As I took hold of the shovel and held it upside down and took the first bit of soil to sprinkle atop his coffin, I was aware of the yellow pine star of David affixed to the modest pine box. Within that box was the uncle for whom I named my second son, the man who wore hats day in and day out, whose eyes were round and open to the world. In the plain box was the man who had known and accepted me all of my life, was quietly kind and generous and loving to me and my children and there was nothing left to do but toss in the small heap of soil, then another, and another. The sound was deafening. I did not want him to hear it, I did not want to disturb him.
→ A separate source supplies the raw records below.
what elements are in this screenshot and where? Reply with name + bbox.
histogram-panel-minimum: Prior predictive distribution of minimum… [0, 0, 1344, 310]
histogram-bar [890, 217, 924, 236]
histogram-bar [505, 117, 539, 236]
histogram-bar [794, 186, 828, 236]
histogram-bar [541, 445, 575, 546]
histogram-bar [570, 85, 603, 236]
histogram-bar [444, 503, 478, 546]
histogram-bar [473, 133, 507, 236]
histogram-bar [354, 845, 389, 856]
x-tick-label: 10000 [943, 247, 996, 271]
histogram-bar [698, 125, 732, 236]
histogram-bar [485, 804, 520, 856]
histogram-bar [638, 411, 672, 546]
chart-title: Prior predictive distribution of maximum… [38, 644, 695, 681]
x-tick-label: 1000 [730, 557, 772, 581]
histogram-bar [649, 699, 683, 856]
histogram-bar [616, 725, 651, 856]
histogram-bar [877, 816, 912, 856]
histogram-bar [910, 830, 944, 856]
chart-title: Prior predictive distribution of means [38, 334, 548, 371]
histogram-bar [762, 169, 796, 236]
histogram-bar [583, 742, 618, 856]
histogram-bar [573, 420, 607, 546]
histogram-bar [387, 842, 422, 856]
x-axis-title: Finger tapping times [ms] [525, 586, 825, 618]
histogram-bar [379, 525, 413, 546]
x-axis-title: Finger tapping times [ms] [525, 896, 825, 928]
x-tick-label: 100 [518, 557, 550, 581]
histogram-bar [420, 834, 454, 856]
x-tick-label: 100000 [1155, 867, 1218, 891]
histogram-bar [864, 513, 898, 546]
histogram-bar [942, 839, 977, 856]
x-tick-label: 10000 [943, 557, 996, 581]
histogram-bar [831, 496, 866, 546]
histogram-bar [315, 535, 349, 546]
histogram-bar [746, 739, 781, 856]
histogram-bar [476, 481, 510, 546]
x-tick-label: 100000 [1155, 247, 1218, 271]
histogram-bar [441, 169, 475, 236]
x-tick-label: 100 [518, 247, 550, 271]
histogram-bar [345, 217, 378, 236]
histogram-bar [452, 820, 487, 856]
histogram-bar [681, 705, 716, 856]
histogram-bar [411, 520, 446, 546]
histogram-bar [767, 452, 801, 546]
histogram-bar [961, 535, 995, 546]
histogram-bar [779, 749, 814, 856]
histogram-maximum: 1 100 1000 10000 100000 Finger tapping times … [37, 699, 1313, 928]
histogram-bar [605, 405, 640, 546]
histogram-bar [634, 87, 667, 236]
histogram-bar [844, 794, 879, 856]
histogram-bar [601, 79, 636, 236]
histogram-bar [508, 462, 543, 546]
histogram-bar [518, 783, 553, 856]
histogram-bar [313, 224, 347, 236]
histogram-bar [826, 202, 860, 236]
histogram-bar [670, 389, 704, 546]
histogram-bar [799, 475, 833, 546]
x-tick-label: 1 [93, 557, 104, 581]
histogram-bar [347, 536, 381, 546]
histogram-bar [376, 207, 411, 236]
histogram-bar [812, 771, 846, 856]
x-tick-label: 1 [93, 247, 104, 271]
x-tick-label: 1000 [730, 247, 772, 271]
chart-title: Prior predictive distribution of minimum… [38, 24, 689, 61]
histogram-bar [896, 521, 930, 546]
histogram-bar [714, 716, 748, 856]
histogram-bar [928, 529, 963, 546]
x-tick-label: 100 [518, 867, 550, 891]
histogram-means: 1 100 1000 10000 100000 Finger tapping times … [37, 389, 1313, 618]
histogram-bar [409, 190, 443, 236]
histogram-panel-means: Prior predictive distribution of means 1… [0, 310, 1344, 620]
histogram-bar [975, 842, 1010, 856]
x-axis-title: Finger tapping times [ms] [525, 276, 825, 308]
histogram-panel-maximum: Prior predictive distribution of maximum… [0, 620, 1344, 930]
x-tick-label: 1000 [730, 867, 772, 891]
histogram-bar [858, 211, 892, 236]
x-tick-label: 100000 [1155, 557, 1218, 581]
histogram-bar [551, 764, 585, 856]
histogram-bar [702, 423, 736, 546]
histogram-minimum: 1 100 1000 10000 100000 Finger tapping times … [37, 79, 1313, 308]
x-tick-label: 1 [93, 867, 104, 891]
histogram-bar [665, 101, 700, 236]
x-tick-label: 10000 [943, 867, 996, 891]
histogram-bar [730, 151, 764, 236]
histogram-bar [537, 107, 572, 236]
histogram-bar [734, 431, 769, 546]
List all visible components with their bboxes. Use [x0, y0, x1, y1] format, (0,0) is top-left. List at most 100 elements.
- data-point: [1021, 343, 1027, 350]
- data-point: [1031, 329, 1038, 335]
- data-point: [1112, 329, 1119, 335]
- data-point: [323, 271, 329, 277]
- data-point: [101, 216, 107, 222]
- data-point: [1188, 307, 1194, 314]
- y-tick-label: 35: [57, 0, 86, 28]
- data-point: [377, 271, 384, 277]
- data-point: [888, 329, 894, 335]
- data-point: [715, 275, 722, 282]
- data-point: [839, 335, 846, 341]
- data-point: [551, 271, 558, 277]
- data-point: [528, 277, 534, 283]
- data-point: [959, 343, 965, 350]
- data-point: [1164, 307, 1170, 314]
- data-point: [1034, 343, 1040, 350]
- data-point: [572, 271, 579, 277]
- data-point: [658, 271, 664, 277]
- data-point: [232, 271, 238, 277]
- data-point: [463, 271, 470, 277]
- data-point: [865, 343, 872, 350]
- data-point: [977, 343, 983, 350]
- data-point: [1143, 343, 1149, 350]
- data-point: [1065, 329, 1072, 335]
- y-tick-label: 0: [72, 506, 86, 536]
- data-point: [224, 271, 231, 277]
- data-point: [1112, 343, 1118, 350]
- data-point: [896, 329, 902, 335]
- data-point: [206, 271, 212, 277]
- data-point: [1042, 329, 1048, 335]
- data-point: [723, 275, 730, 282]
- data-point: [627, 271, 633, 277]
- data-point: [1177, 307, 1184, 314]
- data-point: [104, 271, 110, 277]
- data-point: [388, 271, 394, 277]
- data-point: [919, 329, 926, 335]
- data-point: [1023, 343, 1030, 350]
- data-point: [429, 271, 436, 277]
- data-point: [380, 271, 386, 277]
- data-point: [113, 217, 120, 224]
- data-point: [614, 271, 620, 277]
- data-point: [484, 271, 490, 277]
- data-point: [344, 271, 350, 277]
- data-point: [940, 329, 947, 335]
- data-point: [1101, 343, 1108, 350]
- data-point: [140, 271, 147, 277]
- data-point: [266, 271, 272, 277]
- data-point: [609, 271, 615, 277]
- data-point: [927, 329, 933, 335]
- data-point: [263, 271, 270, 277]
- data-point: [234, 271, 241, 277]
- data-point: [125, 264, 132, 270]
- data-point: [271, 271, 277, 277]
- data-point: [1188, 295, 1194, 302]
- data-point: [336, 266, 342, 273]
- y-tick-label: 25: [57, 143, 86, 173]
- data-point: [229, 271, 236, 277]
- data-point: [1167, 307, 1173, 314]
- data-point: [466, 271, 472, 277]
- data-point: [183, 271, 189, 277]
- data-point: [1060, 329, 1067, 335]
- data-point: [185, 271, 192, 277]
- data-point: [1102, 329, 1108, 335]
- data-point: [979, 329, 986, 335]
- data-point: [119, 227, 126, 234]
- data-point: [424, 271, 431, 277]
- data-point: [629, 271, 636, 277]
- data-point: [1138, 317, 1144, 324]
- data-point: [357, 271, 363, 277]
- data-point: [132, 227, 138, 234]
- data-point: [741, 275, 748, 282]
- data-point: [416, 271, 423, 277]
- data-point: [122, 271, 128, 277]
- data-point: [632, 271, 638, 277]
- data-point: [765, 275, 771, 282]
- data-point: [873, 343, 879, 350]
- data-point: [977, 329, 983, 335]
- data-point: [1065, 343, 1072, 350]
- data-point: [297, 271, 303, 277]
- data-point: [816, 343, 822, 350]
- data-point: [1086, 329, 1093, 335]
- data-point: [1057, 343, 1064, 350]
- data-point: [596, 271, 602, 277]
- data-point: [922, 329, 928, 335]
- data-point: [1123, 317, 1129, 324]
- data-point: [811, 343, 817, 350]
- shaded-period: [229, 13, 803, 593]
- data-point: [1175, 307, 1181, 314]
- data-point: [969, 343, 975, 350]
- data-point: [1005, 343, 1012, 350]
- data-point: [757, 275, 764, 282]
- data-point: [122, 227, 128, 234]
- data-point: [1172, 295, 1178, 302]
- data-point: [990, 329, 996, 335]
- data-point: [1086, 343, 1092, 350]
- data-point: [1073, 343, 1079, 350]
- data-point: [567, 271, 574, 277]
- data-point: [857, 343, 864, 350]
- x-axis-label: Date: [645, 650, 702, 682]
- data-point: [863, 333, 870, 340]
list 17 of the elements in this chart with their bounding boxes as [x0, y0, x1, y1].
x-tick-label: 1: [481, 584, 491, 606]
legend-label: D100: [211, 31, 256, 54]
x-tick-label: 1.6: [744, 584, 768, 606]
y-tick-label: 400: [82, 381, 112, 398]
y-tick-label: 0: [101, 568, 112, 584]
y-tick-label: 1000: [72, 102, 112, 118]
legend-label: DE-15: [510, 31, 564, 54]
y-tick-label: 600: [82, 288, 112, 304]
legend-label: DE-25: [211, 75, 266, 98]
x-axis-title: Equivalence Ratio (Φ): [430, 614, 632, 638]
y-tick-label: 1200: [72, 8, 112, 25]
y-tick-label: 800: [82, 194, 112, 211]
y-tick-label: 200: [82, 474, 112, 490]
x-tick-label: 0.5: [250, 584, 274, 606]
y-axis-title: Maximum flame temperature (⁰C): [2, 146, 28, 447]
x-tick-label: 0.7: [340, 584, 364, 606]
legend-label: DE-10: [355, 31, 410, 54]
After the service, all I could do was sit on bench surrounded by the sun. I thought of the soft bed of pine needles under the trees and began to cry. I missed them all: my uncles, my grandparents, my father, my friends disappeared, my children grown and on their own. I cried because, on some level, I have begun to accept the fact that people leave: no one stays. The child who waited at the front door for my uncle to come see me, who listened to his stories of his childhood forts in the back yard, the young mother who handed him my sons when they were infants, who sat next to him at restaurants while he ate well done steaks probably could not have withstood the sadness of saying goodbye, of smelling the damp soil heaped upon his coffin, of lying on the floor of his living room and wanting him to walk in the door.
I was once told maturing is measured by the way one deals with death. I am not sure I agree, but each death, each departure reminds me to dip my finger in spilled honey. I will miss him always, and now add his name to a list of people with who I wish I could have one more meal, one more talk, one more afternoon. One more: the chant of the living. Keep living: the message from the dead.